A week after GSK sidelined its multiple myeloma drug Blenrep, following a confirmatory trial failure, Roche has done the same for a key indication of its blockbuster cancer drug Tecentriq.

Following consultation with the FDA, Roche has withdrawn Tecentriq's use as a first-line treatment for a form of advanced bladder cancer. The move, like that for Blenrep, is another in a growing list of accelerated approvals that have been overturned because of doubts raised in post-approval confirmatory trials.

Final analysis of the Imvigor130 trial, which tested Tecentriq plus platinum-based chemotherapy against chemotherapy alone failed to “cross the statistical threshold for overall survival,” Genentech’s chief medical officer, Levi Garraway, M.D., Ph.D., said in a press release.

The trial was designed to convert the accelerated approval to a full approval and represents another setback for Tecentriq. The withdrawal nixes the use of the drug for locally advanced or metastatic bladder cancer patients who are not eligible for cisplatin-containing chemotherapy and whose tumors express PD-L1 or who are not eligible for any platinum-containing chemotherapy regardless of PD-L1 status. 

Last August, after the failure of a triple-negative breast cancer confirmatory trial of Tecentriq in combination with Bristol Myers Squib’s Abraxane, Roche pulled use of the product in that indication.

That move came five months after Roche kissed another accelerated approval for Tecentriq goodbye, that for patients with metastatic urothelial carcinoma previously treated with chemotherapy.

And this July, brought another Tecentriq trial flop—though not a confirmatory study—in post-surgery kidney cancer.
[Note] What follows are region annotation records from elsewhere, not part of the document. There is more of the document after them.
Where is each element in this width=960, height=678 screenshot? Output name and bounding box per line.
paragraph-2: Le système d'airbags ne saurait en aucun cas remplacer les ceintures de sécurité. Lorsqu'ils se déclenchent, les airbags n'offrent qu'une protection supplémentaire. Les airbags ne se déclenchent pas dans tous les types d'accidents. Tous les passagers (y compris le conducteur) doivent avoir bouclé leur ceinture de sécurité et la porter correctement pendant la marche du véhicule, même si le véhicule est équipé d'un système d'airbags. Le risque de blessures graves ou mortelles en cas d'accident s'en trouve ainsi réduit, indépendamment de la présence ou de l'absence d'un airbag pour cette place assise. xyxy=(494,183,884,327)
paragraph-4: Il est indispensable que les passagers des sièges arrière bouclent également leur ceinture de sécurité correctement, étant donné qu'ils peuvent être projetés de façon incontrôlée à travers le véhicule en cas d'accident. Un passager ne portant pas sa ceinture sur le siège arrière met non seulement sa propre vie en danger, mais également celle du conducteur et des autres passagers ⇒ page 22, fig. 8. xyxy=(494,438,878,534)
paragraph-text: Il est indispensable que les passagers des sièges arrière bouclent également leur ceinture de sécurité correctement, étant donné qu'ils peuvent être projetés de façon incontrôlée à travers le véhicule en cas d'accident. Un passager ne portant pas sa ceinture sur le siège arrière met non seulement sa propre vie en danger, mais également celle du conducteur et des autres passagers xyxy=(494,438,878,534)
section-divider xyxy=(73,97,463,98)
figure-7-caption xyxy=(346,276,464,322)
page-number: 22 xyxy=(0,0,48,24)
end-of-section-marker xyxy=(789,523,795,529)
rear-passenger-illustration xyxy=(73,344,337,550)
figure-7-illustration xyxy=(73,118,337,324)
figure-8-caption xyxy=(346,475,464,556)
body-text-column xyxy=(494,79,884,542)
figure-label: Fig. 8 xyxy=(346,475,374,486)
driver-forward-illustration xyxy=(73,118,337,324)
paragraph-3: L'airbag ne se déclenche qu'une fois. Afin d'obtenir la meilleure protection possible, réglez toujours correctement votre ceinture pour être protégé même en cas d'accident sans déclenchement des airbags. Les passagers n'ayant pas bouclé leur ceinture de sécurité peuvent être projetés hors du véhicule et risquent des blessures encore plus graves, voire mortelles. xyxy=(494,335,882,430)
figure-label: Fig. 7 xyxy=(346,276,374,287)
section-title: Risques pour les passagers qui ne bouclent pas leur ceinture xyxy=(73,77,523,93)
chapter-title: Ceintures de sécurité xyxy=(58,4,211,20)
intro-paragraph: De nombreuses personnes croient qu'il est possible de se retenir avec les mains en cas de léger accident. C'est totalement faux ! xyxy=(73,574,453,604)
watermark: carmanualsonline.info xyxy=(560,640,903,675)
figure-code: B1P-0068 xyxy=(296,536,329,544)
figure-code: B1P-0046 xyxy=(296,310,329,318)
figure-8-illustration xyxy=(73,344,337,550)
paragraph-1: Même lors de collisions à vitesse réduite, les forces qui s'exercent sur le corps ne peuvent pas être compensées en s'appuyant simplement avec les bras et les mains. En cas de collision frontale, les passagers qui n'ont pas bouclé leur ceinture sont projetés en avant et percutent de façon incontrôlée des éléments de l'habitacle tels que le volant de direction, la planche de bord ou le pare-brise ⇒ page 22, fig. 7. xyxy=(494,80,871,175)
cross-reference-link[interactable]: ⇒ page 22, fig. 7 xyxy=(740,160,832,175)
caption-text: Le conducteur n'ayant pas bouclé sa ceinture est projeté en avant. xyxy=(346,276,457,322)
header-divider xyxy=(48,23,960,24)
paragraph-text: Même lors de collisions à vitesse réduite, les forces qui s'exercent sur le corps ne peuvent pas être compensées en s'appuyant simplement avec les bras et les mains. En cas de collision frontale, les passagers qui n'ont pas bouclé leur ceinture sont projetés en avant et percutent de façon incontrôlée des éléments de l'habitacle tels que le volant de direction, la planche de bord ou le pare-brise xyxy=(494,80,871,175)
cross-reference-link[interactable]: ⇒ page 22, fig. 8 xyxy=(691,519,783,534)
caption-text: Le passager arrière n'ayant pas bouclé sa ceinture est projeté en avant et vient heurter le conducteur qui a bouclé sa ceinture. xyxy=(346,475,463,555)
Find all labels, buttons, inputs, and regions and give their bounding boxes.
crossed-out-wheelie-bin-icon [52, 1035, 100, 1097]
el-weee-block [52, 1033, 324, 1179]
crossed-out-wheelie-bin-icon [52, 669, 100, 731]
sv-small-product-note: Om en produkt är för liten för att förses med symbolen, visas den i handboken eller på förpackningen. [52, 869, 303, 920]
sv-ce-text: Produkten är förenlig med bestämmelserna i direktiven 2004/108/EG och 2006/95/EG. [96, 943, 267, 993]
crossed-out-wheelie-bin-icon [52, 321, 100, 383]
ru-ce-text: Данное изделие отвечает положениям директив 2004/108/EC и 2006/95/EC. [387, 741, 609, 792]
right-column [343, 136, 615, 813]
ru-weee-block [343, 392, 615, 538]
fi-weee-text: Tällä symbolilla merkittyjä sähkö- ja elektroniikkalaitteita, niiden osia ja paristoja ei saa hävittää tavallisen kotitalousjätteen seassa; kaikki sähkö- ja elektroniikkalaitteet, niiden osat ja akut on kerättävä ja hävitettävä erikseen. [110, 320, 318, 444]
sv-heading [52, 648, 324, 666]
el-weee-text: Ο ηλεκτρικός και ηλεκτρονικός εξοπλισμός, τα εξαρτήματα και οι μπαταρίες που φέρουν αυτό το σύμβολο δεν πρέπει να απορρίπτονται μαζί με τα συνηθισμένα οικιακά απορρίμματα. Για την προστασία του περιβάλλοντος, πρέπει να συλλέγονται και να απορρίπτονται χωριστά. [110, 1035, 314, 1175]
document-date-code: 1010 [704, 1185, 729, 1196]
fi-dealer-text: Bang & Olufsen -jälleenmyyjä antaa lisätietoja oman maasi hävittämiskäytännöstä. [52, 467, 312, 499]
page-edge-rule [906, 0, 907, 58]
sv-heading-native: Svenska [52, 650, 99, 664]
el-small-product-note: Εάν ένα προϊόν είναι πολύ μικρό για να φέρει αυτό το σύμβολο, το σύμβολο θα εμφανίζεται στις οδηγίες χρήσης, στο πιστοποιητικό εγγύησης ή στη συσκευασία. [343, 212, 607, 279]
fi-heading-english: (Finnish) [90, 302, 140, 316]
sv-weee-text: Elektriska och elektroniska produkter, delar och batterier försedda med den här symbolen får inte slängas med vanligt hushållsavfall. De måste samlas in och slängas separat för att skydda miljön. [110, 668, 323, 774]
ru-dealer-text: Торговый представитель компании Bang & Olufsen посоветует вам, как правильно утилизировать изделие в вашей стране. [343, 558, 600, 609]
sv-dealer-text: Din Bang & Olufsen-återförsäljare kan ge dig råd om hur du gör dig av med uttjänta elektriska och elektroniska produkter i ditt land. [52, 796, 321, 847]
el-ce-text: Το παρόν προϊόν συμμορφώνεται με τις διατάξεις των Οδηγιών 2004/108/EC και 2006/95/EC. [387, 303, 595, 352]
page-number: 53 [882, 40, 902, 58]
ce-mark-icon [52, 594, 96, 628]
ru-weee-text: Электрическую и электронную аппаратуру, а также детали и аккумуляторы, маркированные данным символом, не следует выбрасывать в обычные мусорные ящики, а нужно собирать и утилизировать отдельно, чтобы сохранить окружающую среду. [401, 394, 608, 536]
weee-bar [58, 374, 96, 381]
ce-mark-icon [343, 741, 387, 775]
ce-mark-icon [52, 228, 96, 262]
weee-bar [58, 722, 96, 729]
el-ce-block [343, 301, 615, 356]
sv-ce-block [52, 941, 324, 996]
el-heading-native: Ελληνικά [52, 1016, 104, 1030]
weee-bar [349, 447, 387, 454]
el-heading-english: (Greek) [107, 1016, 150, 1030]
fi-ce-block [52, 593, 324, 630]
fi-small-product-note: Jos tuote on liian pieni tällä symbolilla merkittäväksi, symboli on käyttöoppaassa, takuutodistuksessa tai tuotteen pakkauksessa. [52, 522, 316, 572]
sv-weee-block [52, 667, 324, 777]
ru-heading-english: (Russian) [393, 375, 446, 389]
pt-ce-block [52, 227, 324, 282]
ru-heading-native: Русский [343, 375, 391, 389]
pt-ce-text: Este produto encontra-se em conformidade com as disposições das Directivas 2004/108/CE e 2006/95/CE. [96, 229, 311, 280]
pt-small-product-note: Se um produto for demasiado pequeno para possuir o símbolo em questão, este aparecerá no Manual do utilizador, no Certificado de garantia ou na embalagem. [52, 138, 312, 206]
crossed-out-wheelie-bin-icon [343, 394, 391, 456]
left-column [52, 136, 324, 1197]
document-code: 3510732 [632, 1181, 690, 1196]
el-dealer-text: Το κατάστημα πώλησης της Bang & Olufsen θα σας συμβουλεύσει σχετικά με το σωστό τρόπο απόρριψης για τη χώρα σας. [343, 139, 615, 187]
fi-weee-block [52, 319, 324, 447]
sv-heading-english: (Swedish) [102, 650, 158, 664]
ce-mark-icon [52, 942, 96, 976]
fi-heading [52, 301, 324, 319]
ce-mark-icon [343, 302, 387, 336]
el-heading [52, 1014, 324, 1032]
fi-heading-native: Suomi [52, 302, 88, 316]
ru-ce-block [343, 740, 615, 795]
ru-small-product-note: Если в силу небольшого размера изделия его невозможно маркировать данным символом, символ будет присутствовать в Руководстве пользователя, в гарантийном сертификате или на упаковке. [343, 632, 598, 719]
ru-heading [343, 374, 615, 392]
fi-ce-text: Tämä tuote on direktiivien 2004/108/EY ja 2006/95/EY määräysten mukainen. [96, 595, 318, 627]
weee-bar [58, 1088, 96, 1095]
Sales of Tecentriq—which was first approved in the U.S. in 2016—reached just over $3 billion in 2021 but have leveled off this year.

Not all the recent news on Tecentriq has been negative, however. Last October, the FDA signed off on use of the immunotherapy for non-small cell lung cancer patients after tumor surgery.

“We remain confident in the benefit Tecentriq offers to people diagnosed with some of the most difficult-to-treat forms of cancer,” Garraway said in the release.